Tuberculosis (TB) is a disease caused by the bacterium, Mycobacterium tuberculosis. Worldwide, TB is second only to HIV as the greatest global infectious killer; in 2013 9 million people were infected with TB and 1.5 million died from the disease. The emergence of drug resistance makes it harder to treat this disease and co-infection with HIV increases susceptibility. There is an urgent need for better control measures, and the most cost effective way to control any infectious disease epidemic is with effective vaccination.
Clinical Trial Programme
Phase I clinical trials in the UK
Since 2002, we have run a series of clinical trials to investigate the safety and immunogenicity of candidate TB vaccines, including MVA85A (recombinant modified vaccinia Ankara expressing antigen 85A) and ChAdOx1 85A (chimp adenovirus expressing antigen 85A) (both developed at the Jenner), and a number of industry partners’ vaccines. MVA85A and ChAdOx1 85A are used as boost vaccines for BCG-primed subjects; heterologous prime-boost vaccination regimens provide an effective way to induce high levels of cellular immunity, while the inclusion of BCG in a new regimen allows the retention of the protective effects of BCG in childhood against severe disease. Both vaccines have been shown to be safe and immunogenic in healthy adult volunteers (e.g. McShane H et al 2004). MVA85A has been further studied in M.tb latently infected individuals, and HIV-infected individuals, and the vaccine is safe and immunogenic in these groups (Sander R et al 2009; Minassian AM et al 2011).
An area of interest to our group is whether delivering a TB vaccine via the aerosol route (through nebulisation directly into the lungs) is a more effective method of vaccination.
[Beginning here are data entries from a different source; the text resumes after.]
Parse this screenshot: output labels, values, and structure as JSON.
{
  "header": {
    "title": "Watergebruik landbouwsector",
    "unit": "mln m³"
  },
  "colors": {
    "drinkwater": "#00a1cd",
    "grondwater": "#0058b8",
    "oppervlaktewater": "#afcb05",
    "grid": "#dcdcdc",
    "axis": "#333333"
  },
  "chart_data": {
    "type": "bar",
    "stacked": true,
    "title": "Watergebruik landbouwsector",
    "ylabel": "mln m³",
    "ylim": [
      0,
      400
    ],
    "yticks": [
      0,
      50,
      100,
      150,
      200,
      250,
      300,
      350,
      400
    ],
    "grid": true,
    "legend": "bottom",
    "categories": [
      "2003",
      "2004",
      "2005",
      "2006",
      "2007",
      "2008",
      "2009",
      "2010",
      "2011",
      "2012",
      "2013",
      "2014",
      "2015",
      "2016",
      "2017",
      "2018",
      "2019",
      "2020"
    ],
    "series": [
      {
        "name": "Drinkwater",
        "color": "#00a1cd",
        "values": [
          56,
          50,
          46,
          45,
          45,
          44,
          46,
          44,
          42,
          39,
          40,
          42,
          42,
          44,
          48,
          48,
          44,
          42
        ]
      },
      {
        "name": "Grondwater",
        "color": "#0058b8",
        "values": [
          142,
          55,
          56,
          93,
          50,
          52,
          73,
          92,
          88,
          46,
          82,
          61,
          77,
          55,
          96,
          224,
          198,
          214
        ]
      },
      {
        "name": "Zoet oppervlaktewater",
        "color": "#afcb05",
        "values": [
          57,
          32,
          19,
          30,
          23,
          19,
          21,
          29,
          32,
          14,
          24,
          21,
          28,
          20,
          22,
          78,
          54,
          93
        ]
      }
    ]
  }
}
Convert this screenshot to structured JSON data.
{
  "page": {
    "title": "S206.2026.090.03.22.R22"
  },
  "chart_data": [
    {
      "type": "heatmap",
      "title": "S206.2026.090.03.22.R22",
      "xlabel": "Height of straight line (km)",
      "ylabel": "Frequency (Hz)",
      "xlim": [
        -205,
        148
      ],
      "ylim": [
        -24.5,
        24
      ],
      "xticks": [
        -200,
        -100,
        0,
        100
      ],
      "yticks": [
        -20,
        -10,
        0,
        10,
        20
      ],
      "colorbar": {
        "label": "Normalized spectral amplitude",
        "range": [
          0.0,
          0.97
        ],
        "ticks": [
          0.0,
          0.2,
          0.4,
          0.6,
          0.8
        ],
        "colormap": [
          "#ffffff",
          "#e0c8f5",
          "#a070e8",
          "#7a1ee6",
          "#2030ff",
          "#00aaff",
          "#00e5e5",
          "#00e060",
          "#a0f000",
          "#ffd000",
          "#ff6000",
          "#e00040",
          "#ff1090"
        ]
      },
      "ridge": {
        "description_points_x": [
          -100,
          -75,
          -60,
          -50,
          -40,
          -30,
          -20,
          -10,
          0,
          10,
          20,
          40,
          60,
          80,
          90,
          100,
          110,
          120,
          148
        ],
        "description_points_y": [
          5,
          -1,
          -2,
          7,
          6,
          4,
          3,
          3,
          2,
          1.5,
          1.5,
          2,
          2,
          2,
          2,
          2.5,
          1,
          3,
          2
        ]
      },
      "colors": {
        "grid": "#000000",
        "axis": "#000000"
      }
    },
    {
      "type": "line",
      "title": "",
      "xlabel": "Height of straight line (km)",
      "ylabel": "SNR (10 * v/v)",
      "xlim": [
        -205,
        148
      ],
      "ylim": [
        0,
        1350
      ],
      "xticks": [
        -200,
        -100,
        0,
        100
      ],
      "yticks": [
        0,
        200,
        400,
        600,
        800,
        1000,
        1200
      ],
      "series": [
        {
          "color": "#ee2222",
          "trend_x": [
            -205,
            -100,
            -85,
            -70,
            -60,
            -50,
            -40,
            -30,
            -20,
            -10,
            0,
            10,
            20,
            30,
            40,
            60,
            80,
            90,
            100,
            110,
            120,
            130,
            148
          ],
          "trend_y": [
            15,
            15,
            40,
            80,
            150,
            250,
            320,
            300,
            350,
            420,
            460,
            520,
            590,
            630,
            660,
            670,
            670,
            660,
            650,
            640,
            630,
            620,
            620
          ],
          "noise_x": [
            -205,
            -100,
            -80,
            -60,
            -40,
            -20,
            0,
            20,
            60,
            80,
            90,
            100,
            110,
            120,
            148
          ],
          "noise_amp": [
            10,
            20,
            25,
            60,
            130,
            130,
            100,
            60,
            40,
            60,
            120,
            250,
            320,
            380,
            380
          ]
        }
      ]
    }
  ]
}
In the last few years we have started clinical trials investigating aerosol delivery of MVA85A and have shown this route to be both safe and immunogenic (Satti I et al 2014).
Phase I and II clinical trials in Africa
As a result of our successful UK trials, we have been working closely with African collaborators to run clinical trials of MVA85A in target populations in Africa. Successful healthy adult studies in South Africa, in collaboration with SATVI, were followed by age de-escalation studies that demonstrated safety in children and infants (Scriba TJ et al 2010), while a trial in The Gambia, with the MRC Laboratories, Fajara, showed that co-administration of MVA85A and routine EPI vaccinations did not result in interference of the EPI vaccines (Ota MO et al 2011).
In Senegal, with CHU Le Dantec, Dakar, MVA85A vaccination of HIV-infected adults on and off antiretroviral therapy (ART) demonstrated that subjects on ART had higher responses than ART naïve subjects, but that responses were comparable after a second dose of MVA85A 6-12 months later (Dieye TN et al 2013). An ongoing trial in Uganda with the UVRI, Entebbe, is investigating the effect of helminth infection on vaccine immunogenicity.
MVA85A was the first new TB candidate vaccine to reach efficacy trial since BCG over 100 years ago. The first efficacy trial, from 2009-2012, in collaboration with SATVI and supported by Aeras and the Wellcome Trust, enrolled 2797 South African infants who were randomised to receive BCG alone at birth or BCG followed by MVA85A boost at 4-6 months of age. MVA85A vaccination was safe but did not improve upon BCG-induced protection (Tameris MD et al 2013).
A second double-blind, placebo-controlled, randomised efficacy trial has taken place in South Africa and Senegal in HIV-infected adults, with the collaboration of UCT and CHU Le Dantec and support from Aeras and EDCTP.
This trial started in 2011 and the 650 adults completed follow up in late 2014. Results are expected shortly.
Our main immunological readout in all of the clinical trials outlined above is the ex-vivo interferon gamma Elispot assay. However we have cryopreserved PBMC from all subjects at all time points in all of these clinical trials.
This will enable us to conduct a comprehensive analysis of the function and phenotype of these cells using flowcytometry, functional growth inhibition assays and transcriptomics.
TB has no known immune correlate of protection, making it difficult to decide which candidate TB vaccines should be taken forward to efficacy trials. We are developing a human BCG challenge model that could facilitate more effective downstream selection of candidate TB vaccines (Harris SA et al 2014).
There are several preclinical models of human tuberculosis and we have an active programme of research, both in house and through collaborations with other institutions, in working on evaluating new vaccines in these models.